Dreams, as interpreted by Sigmund Freud, were once at the heart of psychology – but now his professor only spent two sentences on the subject, and he said something extraordinary.
"He said," Stanley remembers, "that only schizophrenics dream in color."
Stanley Krippner, now one of the world's leading authorities on dreams, shakes his head in disbelief. He remembers looking at his friends in class, mute with astonishment. "We'd all had dreams in color," he recalls. "Even in the 1950s, he should have known better, and none of us believed him. This moment enabled me to take a skeptical point of view about what professors were teaching – even professors of psychology."
Skeptical, maybe, but still passionate. Stanley cannot remember a time when he was not passionate about psychology.

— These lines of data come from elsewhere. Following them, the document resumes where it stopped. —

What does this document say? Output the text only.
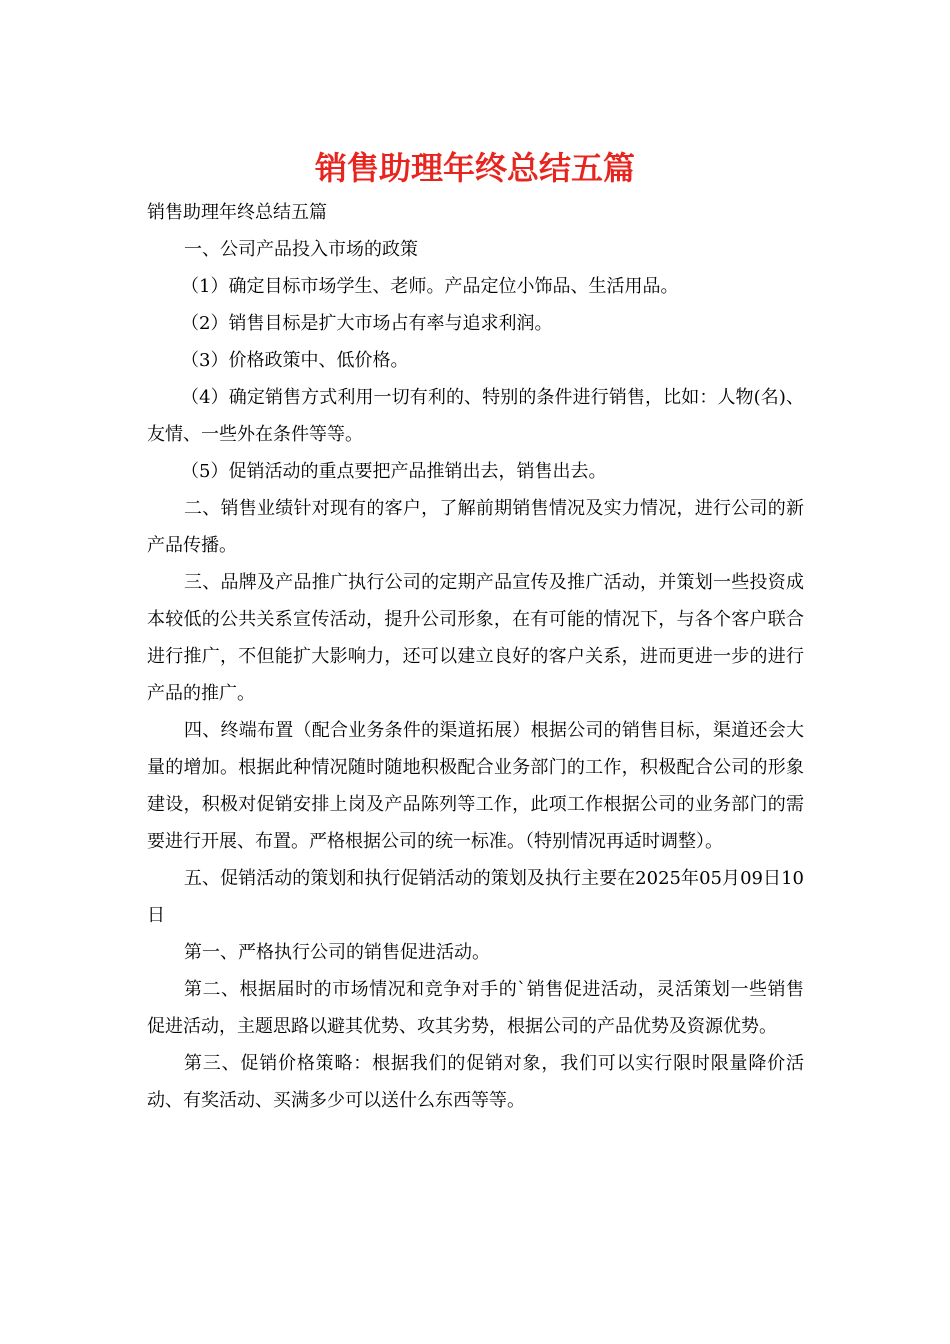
销售助理年终总结五篇

销售助理年终总结五篇

一、公司产品投入市场的政策

（1）确定目标市场学生、老师。产品定位小饰品、生活用品。

（2）销售目标是扩大市场占有率与追求利润。

（3）价格政策中、低价格。

（4）确定销售方式利用一切有利的、特别的条件进行销售，比如：人物(名)、友情、一些外在条件等等。

（5）促销活动的重点要把产品推销出去，销售出去。

二、销售业绩针对现有的客户，了解前期销售情况及实力情况，进行公司的新产品传播。

三、品牌及产品推广执行公司的定期产品宣传及推广活动，并策划一些投资成本较低的公共关系宣传活动，提升公司形象，在有可能的情况下，与各个客户联合进行推广，不但能扩大影响力，还可以建立良好的客户关系，进而更进一步的进行产品的推广。

四、终端布置（配合业务条件的渠道拓展）根据公司的销售目标，渠道还会大量的增加。根据此种情况随时随地积极配合业务部门的工作，积极配合公司的形象建设，积极对促销安排上岗及产品陈列等工作，此项工作根据公司的业务部门的需要进行开展、布置。严格根据公司的统一标准。（特别情况再适时调整）。

五、促销活动的策划和执行促销活动的策划及执行主要在2025年05月09日10日

第一、严格执行公司的销售促进活动。

第二、根据届时的市场情况和竞争对手的`销售促进活动，灵活策划一些销售促进活动，主题思路以避其优势、攻其劣势，根据公司的产品优势及资源优势。

第三、促销价格策略：根据我们的促销对象，我们可以实行限时限量降价活动、有奖活动、买满多少可以送什么东西等等。
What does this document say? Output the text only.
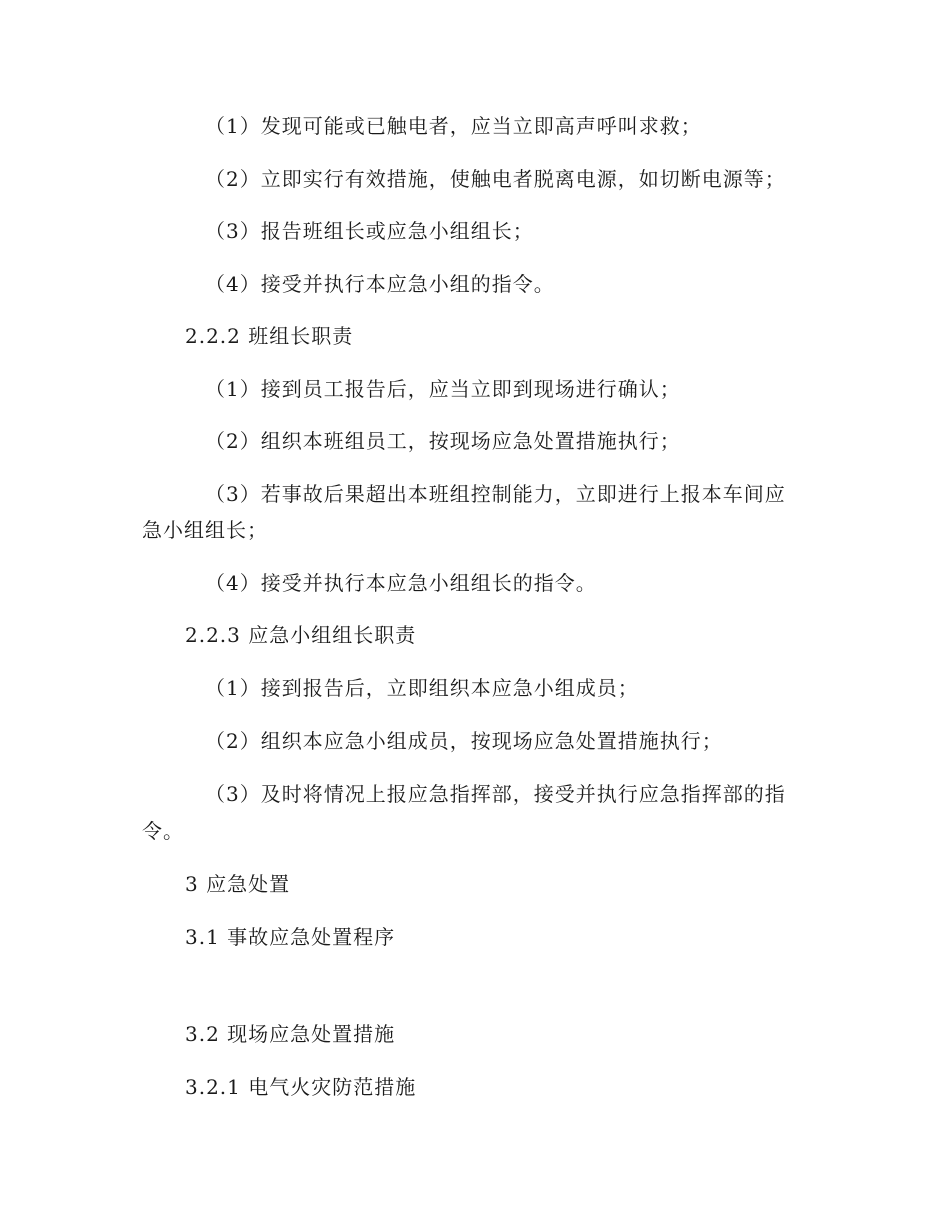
（1）发现可能或已触电者，应当立即高声呼叫求救；
（2）立即实行有效措施，使触电者脱离电源，如切断电源等；
（3）报告班组长或应急小组组长；
（4）接受并执行本应急小组的指令。
2.2.2 班组长职责
（1）接到员工报告后，应当立即到现场进行确认；
（2）组织本班组员工，按现场应急处置措施执行；
（3）若事故后果超出本班组控制能力，立即进行上报本车间应
急小组组长；
（4）接受并执行本应急小组组长的指令。
2.2.3 应急小组组长职责
（1）接到报告后，立即组织本应急小组成员；
（2）组织本应急小组成员，按现场应急处置措施执行；
（3）及时将情况上报应急指挥部，接受并执行应急指挥部的指
令。
3 应急处置
3.1 事故应急处置程序
3.2 现场应急处置措施
3.2.1 电气火灾防范措施
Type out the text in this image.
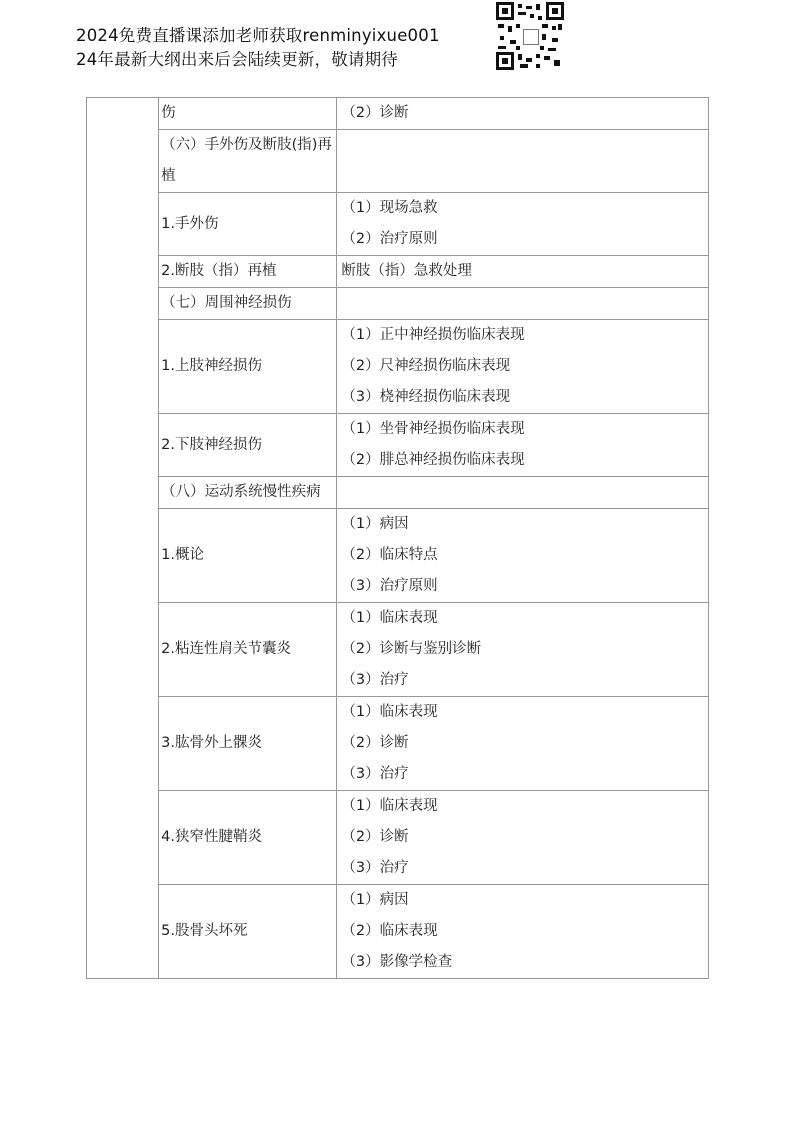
2024免费直播课添加老师获取renminyixue001
24年最新大纲出来后会陆续更新，敬请期待
	伤	（2）诊断

	（六）手外伤及断肢(指)再植	
	1.手外伤	（1）现场急救
（2）治疗原则

	2.断肢（指）再植	断肢（指）急救处理

	（七）周围神经损伤	
	1.上肢神经损伤	（1）正中神经损伤临床表现
（2）尺神经损伤临床表现
（3）桡神经损伤临床表现

	2.下肢神经损伤	（1）坐骨神经损伤临床表现
（2）腓总神经损伤临床表现

	（八）运动系统慢性疾病	
	1.概论	（1）病因
（2）临床特点
（3）治疗原则

	2.粘连性肩关节囊炎	（1）临床表现
（2）诊断与鉴别诊断
（3）治疗

	3.肱骨外上髁炎	（1）临床表现
（2）诊断
（3）治疗

	4.狭窄性腱鞘炎	（1）临床表现
（2）诊断
（3）治疗

	5.股骨头坏死	（1）病因
（2）临床表现
（3）影像学检查
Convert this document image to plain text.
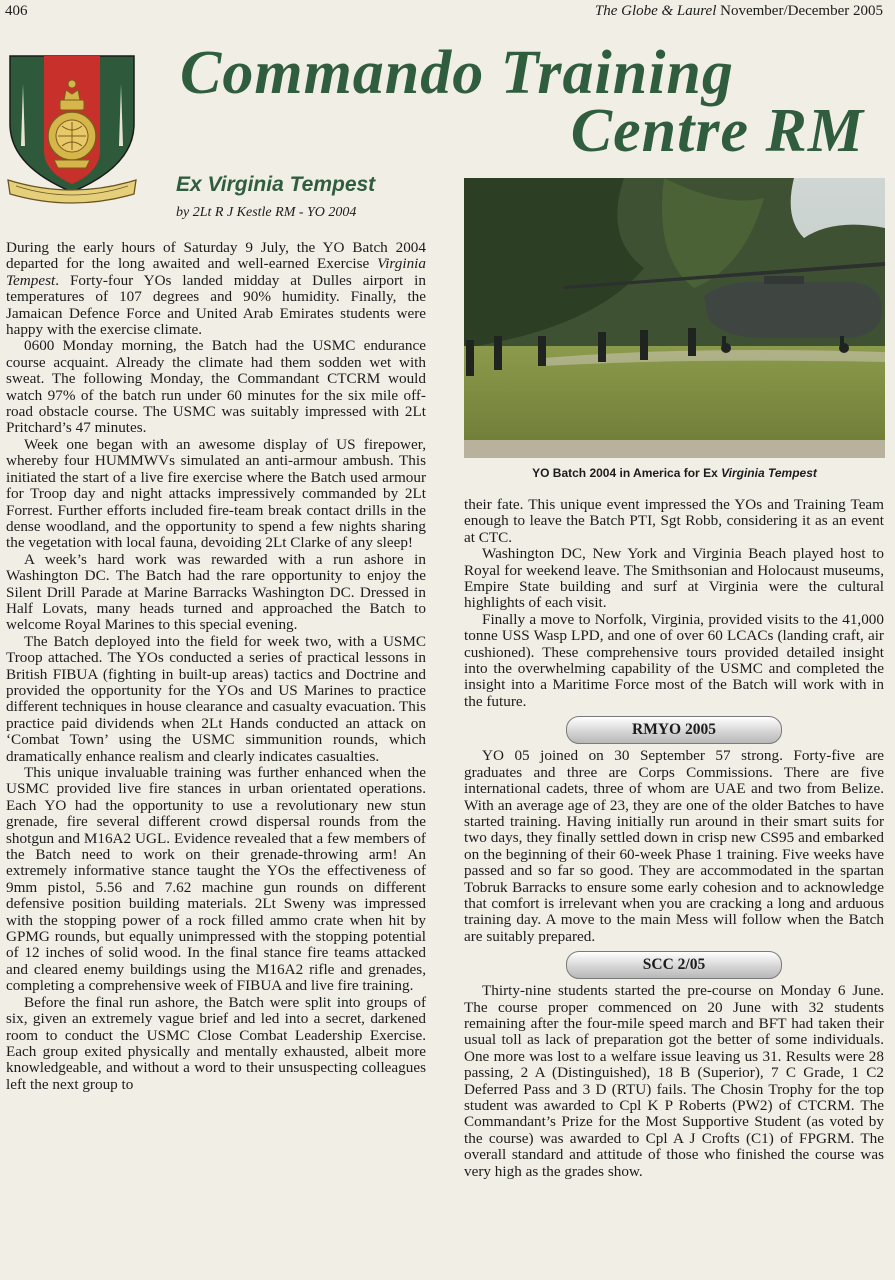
406	The Globe & Laurel November/December 2005
Commando Training
Centre RM
Ex Virginia Tempest
by 2Lt R J Kestle RM - YO 2004

During the early hours of Saturday 9 July, the YO Batch 2004 departed for the long awaited and well-earned Exercise Virginia Tempest. Forty-four YOs landed midday at Dulles airport in temperatures of 107 degrees and 90% humidity. Finally, the Jamaican Defence Force and United Arab Emirates students were happy with the exercise climate.

0600 Monday morning, the Batch had the USMC endurance course acquaint. Already the climate had them sodden wet with sweat. The following Monday, the Commandant CTCRM would watch 97% of the batch run under 60 minutes for the six mile off-road obstacle course. The USMC was suitably impressed with 2Lt Pritchard’s 47 minutes.

Week one began with an awesome display of US firepower, whereby four HUMMWVs simulated an anti-armour ambush. This initiated the start of a live fire exercise where the Batch used armour for Troop day and night attacks impressively commanded by 2Lt Forrest. Further efforts included fire-team break contact drills in the dense woodland, and the opportunity to spend a few nights sharing the vegetation with local fauna, devoiding 2Lt Clarke of any sleep!

A week’s hard work was rewarded with a run ashore in Washington DC. The Batch had the rare opportunity to enjoy the Silent Drill Parade at Marine Barracks Washington DC. Dressed in Half Lovats, many heads turned and approached the Batch to welcome Royal Marines to this special evening.

The Batch deployed into the field for week two, with a USMC Troop attached. The YOs conducted a series of practical lessons in British FIBUA (fighting in built-up areas) tactics and Doctrine and provided the opportunity for the YOs and US Marines to practice different techniques in house clearance and casualty evacuation. This practice paid dividends when 2Lt Hands conducted an attack on ‘Combat Town’ using the USMC simmunition rounds, which dramatically enhance realism and clearly indicates casualties.

This unique invaluable training was further enhanced when the USMC provided live fire stances in urban orientated operations. Each YO had the opportunity to use a revolutionary new stun grenade, fire several different crowd dispersal rounds from the shotgun and M16A2 UGL. Evidence revealed that a few members of the Batch need to work on their grenade-throwing arm! An extremely informative stance taught the YOs the effectiveness of 9mm pistol, 5.56 and 7.62 machine gun rounds on different defensive position building materials. 2Lt Sweny was impressed with the stopping power of a rock filled ammo crate when hit by GPMG rounds, but equally unimpressed with the stopping potential of 12 inches of solid wood. In the final stance fire teams attacked and cleared enemy buildings using the M16A2 rifle and grenades, completing a comprehensive week of FIBUA and live fire training.

Before the final run ashore, the Batch were split into groups of six, given an extremely vague brief and led into a secret, darkened room to conduct the USMC Close Combat Leadership Exercise. Each group exited physically and mentally exhausted, albeit more knowledgeable, and without a word to their unsuspecting colleagues left the next group to

YO Batch 2004 in America for Ex Virginia Tempest

their fate. This unique event impressed the YOs and Training Team enough to leave the Batch PTI, Sgt Robb, considering it as an event at CTC.

Washington DC, New York and Virginia Beach played host to Royal for weekend leave. The Smithsonian and Holocaust museums, Empire State building and surf at Virginia were the cultural highlights of each visit.

Finally a move to Norfolk, Virginia, provided visits to the 41,000 tonne USS Wasp LPD, and one of over 60 LCACs (landing craft, air cushioned). These comprehensive tours provided detailed insight into the overwhelming capability of the USMC and completed the insight into a Maritime Force most of the Batch will work with in the future.

RMYO 2005

YO 05 joined on 30 September 57 strong. Forty-five are graduates and three are Corps Commissions. There are five international cadets, three of whom are UAE and two from Belize. With an average age of 23, they are one of the older Batches to have started training. Having initially run around in their smart suits for two days, they finally settled down in crisp new CS95 and embarked on the beginning of their 60-week Phase 1 training. Five weeks have passed and so far so good. They are accommodated in the spartan Tobruk Barracks to ensure some early cohesion and to acknowledge that comfort is irrelevant when you are cracking a long and arduous training day. A move to the main Mess will follow when the Batch are suitably prepared.

SCC 2/05

Thirty-nine students started the pre-course on Monday 6 June. The course proper commenced on 20 June with 32 students remaining after the four-mile speed march and BFT had taken their usual toll as lack of preparation got the better of some individuals. One more was lost to a welfare issue leaving us 31. Results were 28 passing, 2 A (Distinguished), 18 B (Superior), 7 C Grade, 1 C2 Deferred Pass and 3 D (RTU) fails. The Chosin Trophy for the top student was awarded to Cpl K P Roberts (PW2) of CTCRM. The Commandant’s Prize for the Most Supportive Student (as voted by the course) was awarded to Cpl A J Crofts (C1) of FPGRM. The overall standard and attitude of those who finished the course was very high as the grades show.
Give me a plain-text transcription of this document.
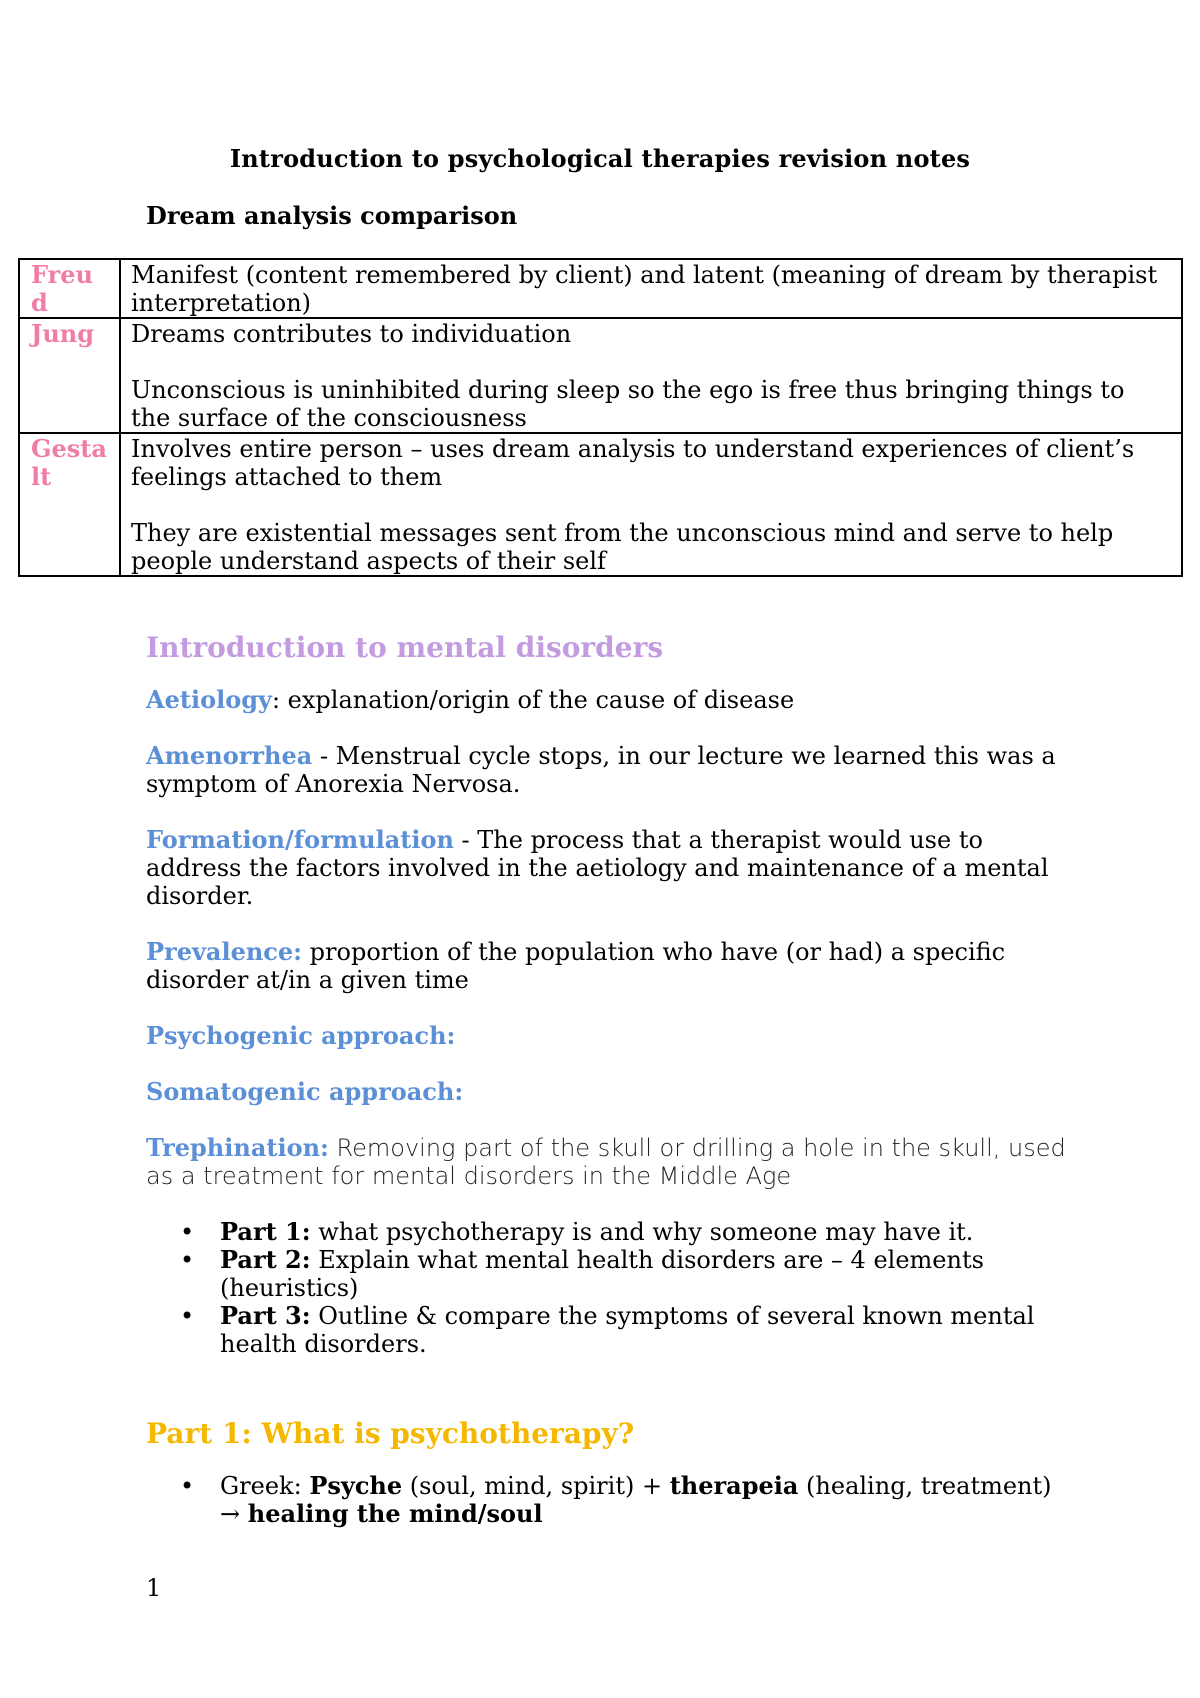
Introduction to psychological therapies revision notes
Dream analysis comparison
Freud	Manifest (content remembered by client) and latent (meaning of dream by therapist interpretation)

Jung	Dreams contributes to individuation

Unconscious is uninhibited during sleep so the ego is free thus bringing things to the surface of the consciousness

Gestalt	Involves entire person – uses dream analysis to understand experiences of client’s feelings attached to them

They are existential messages sent from the unconscious mind and serve to help people understand aspects of their self

Introduction to mental disorders

Aetiology: explanation/origin of the cause of disease

Amenorrhea - Menstrual cycle stops, in our lecture we learned this was a symptom of Anorexia Nervosa.

Formation/formulation - The process that a therapist would use to address the factors involved in the aetiology and maintenance of a mental disorder.

Prevalence: proportion of the population who have (or had) a specific disorder at/in a given time

Psychogenic approach:

Somatogenic approach:

Trephination: Removing part of the skull or drilling a hole in the skull, used as a treatment for mental disorders in the Middle Age

• Part 1: what psychotherapy is and why someone may have it.
• Part 2: Explain what mental health disorders are – 4 elements (heuristics)
• Part 3: Outline & compare the symptoms of several known mental health disorders.
Part 1: What is psychotherapy?
• Greek: Psyche (soul, mind, spirit) + therapeia (healing, treatment) → healing the mind/soul
1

He remembers, as a child in the 1930s, cutting out newspaper articles whenever psychology was mentioned. When Sigmund Freud died in 1939, Stanley remembers cutting that obituary out too and saving it with the others. He also remembered his dreams: he had dreams as a young boy that he still remembers today. He closes his eyes, picturing one of them, and then shakes his head.
"Despite realizing just how wrong some psychologists could be, I persisted," he says. But a more serious barrier came when the psychology professors of the time … strict behaviorists … would not let him study human experience and meaning. Only human behavior.
"I got around that by studying the psychology of education as an undergraduate," he says. "There you were allowed to have some emphasis on the experiential aspect – and then I did my graduate work in education, focusing on educational psychology, specifically because they were more open to these questions at the time."
By the 1990s, of course, many of the same subjects that Stanley had to work so hard to learn as a student were now widely accepted by the mainstream: psychology recognizes the value of human experience, no one is a strict behaviorist, and almost everybody dreams in color.
Stanley should have felt triumphant – but by then he'd already moved on to other areas that psychology considered "fringe": the psychology of exceptional children, the neurology of learning disabilities, the psychology of spiritual practice … and, of course .. dreams.
"The connecting thread is that all of these phenomena are frontiers," Stanley says. "And this is what has interested me throughout my career: because I think ‘this is where important discoveries could be made.' "
Once again, "mainstream" psychology is catching up to the trail Stanley blazed – neuropsychology and the psychology of spiritual practice are hot topics today - and once again he is moving on. "I think, in the future, the various branches of psychology will become more interdisciplinary, and even trans-disciplinary, creating new disciplines in and of themselves," he says. "And I think Saybrook is right at the cutting edge of all of these topics – Saybrook could play a very important role in shaping the psychology of tomorrow."
The author and editor of dozens of books and over 100 chapters, Stanley has never gotten rich by being a trailblazer - "I was always more interested in learning what was going on than making money from it, I suppose to my detriment," he says, laughing – but he has been honored.
He's received three awards from the American Psychological Association, including the coveted award for Distinguished Contributions to the International advancement of Psychology, and awards from universities as far away as Spain and India. He holds faculty positions in Mexico and Brazil, received the Lifetime Achievement Award from the International Association for the Study of Dreams, and most recently received the "Ways of Knowing Award" from the Life Science Foundation and the University of Minneapolis for "exploring culturally based healing traditions and practices."
But for all these honors, he says teaching at Saybrook remains of one the highlights of his intellectual life. "The students here want what I wanted: a chance to ask questions they're passionate about, and explore really interesting issues," he says. "Helping them do that, helping them make the most out of that drive, is a joy."